AICPA's letter follows the signing of H.R. 6363, the Further Continuing Appropriations and Other Extensions Act of 2024, into law. H.R. 6363 is a Continuing Resolution (CR) that extends government funding at its current levels for operations of the Treasury Department, which includes the IRS. Based on the current “laddered” CR approach, continued funding for the IRS expires at midnight on Feb. 2, 2024 – less than two weeks after the start of the 2023 tax filing season.
The letter expresses concern that core tax administration functions such as Taxpayer Assistance Center operations, some refund processing and responses to paper correspondence from taxpayers would abruptly halt in the event of a shutdown.
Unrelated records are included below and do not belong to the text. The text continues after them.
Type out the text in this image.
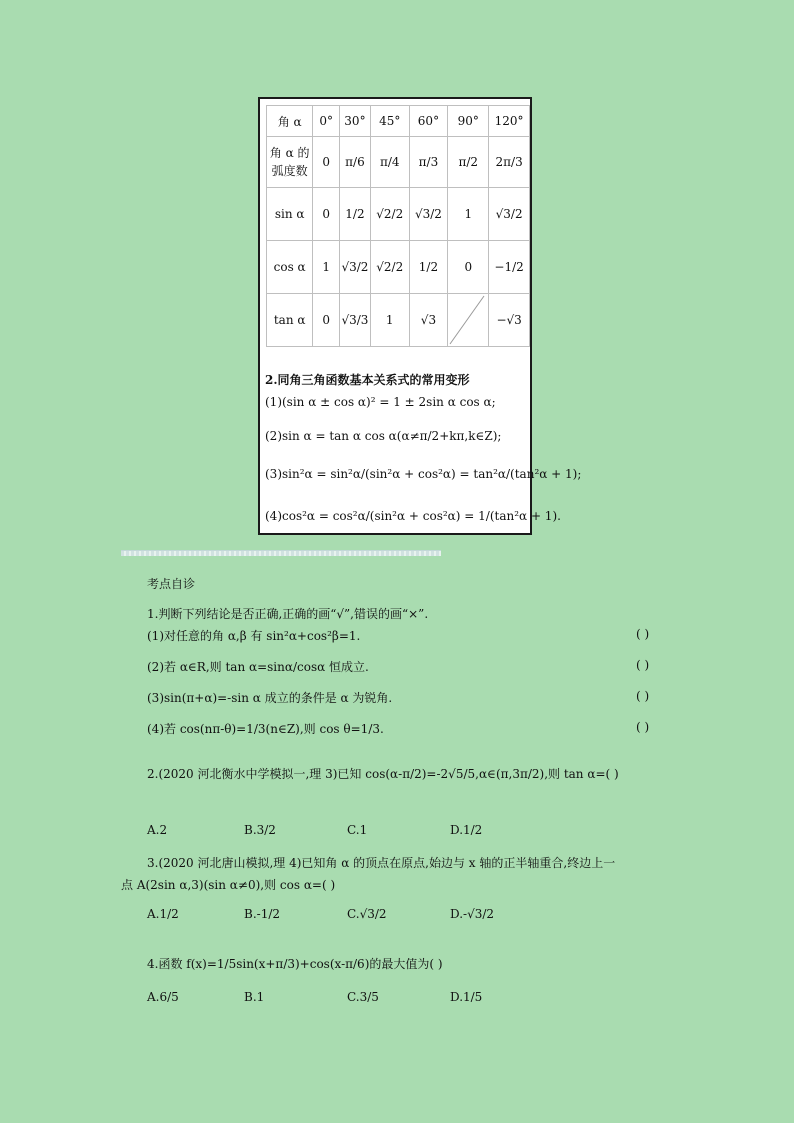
角 α	0°	30°	45°	60°	90°	120°
角 α 的 弧度数	0	π/6	π/4	π/3	π/2	2π/3
sin α	0	1/2	√2/2	√3/2	1	√3/2
cos α	1	√3/2	√2/2	1/2	0	−1/2
tan α	0	√3/3	1	√3		−√3
2.同角三角函数基本关系式的常用变形
(1)(sin α ± cos α)² = 1 ± 2sin α cos α;
(2)sin α = tan α cos α(α≠π/2+kπ,k∈Z);
(3)sin²α = sin²α/(sin²α + cos²α) = tan²α/(tan²α + 1);
(4)cos²α = cos²α/(sin²α + cos²α) = 1/(tan²α + 1).
考点自诊
1.判断下列结论是否正确,正确的画“√”,错误的画“×”.
(1)对任意的角 α,β 有 sin²α+cos²β=1.	( )
(2)若 α∈R,则 tan α=sinα/cosα 恒成立.	( )
(3)sin(π+α)=-sin α 成立的条件是 α 为锐角.	( )
(4)若 cos(nπ-θ)=1/3(n∈Z),则 cos θ=1/3.	( )
2.(2020 河北衡水中学模拟一,理 3)已知 cos(α-π/2)=-2√5/5,α∈(π,3π/2),则 tan α=( )
A.2	B.3/2	C.1	D.1/2
3.(2020 河北唐山模拟,理 4)已知角 α 的顶点在原点,始边与 x 轴的正半轴重合,终边上一
点 A(2sin α,3)(sin α≠0),则 cos α=( )
A.1/2	B.-1/2	C.√3/2	D.-√3/2
4.函数 f(x)=1/5sin(x+π/3)+cos(x-π/6)的最大值为( )
A.6/5	B.1	C.3/5	D.1/5
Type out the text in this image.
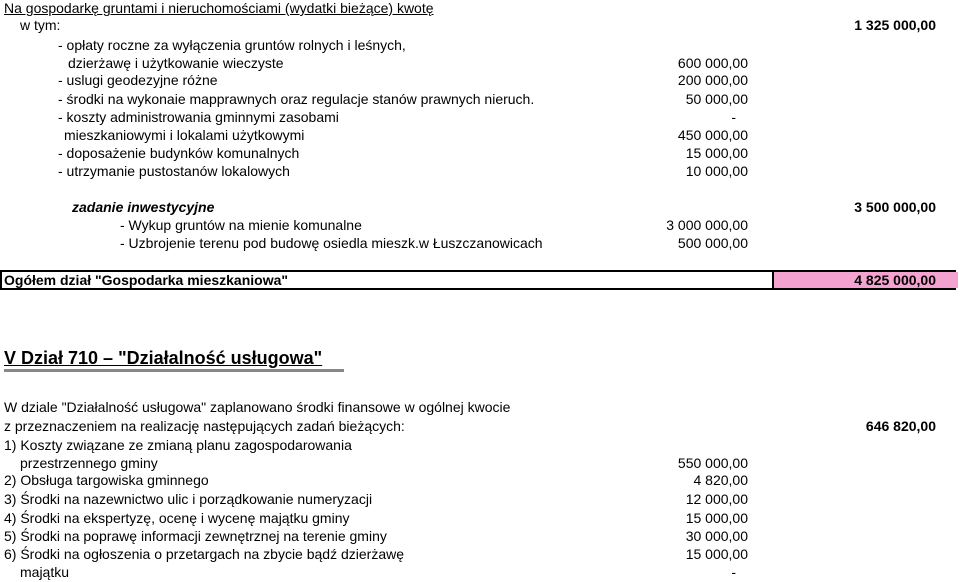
Na gospodarkę gruntami i nieruchomościami (wydatki bieżące) kwotę
w tym:	1 325 000,00
- opłaty roczne za wyłączenia gruntów rolnych i leśnych,
dzierżawę i użytkowanie wieczyste	600 000,00
- uslugi geodezyjne różne	200 000,00
- środki na wykonaie mapprawnych oraz regulacje stanów prawnych nieruch.	50 000,00
- koszty administrowania gminnymi zasobami	-
mieszkaniowymi i lokalami użytkowymi	450 000,00
- doposażenie budynków komunalnych	15 000,00
- utrzymanie pustostanów lokalowych	10 000,00
zadanie inwestycyjne	3 500 000,00
- Wykup gruntów na mienie komunalne	3 000 000,00
- Uzbrojenie terenu pod budowę osiedla mieszk.w Łuszczanowicach	500 000,00
Ogółem dział "Gospodarka mieszkaniowa"	4 825 000,00
V Dział 710 – "Działalność usługowa"
W dziale "Działalność usługowa" zaplanowano środki finansowe w ogólnej kwocie
z przeznaczeniem na realizację następujących zadań bieżących:	646 820,00
1) Koszty związane ze zmianą planu zagospodarowania
przestrzennego gminy	550 000,00
2) Obsługa targowiska gminnego	4 820,00
3) Środki na nazewnictwo ulic i porządkowanie numeryzacji	12 000,00
4) Środki na ekspertyzę, ocenę i wycenę majątku gminy	15 000,00
5) Środki na poprawę informacji zewnętrznej na terenie gminy	30 000,00
6) Środki na ogłoszenia o przetargach na zbycie bądź dzierżawę	15 000,00
majątku	-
An IRS operating with limited functionality during the tax filing season would harm Americans of all income levels across the country – and the longer the shutdown lasts, the more the harm will compound.
Tax practitioners work in partnership with the IRS to ensure tax obligations are honored in a timely manner, which helps to ensure the nation’s finances remain strong. An IRS shutdown will create more problematic issues, burdens and backlogs, similar to those created by the pandemic. Simply put, shutting down during the tax filing season would be disastrous to the country’s tax administration and revenue collection systems.
The AICPA recommendations to the IRS include:
Update the current Contingency Plan to include filing season specific activities.
Take an approach similar to the IRS Fiscal Year 2023 Lapse Appropriations Contingency Plan, in which the IRS excepted 100% of the IRS employees by using the provided supplemental appropriations available through Section 10301 of the Inflation Reduction Act (IRA), Pub. L. 117-169.
Provide automatic extensions of notices and collections until 90 days after the shutdown ending date.
Keep all online systems and accounts accessible to taxpayers and tax practitioners.
Retain more Chief Counsel attorneys to provide detailed guidance to taxpayers to meet their reporting requirements.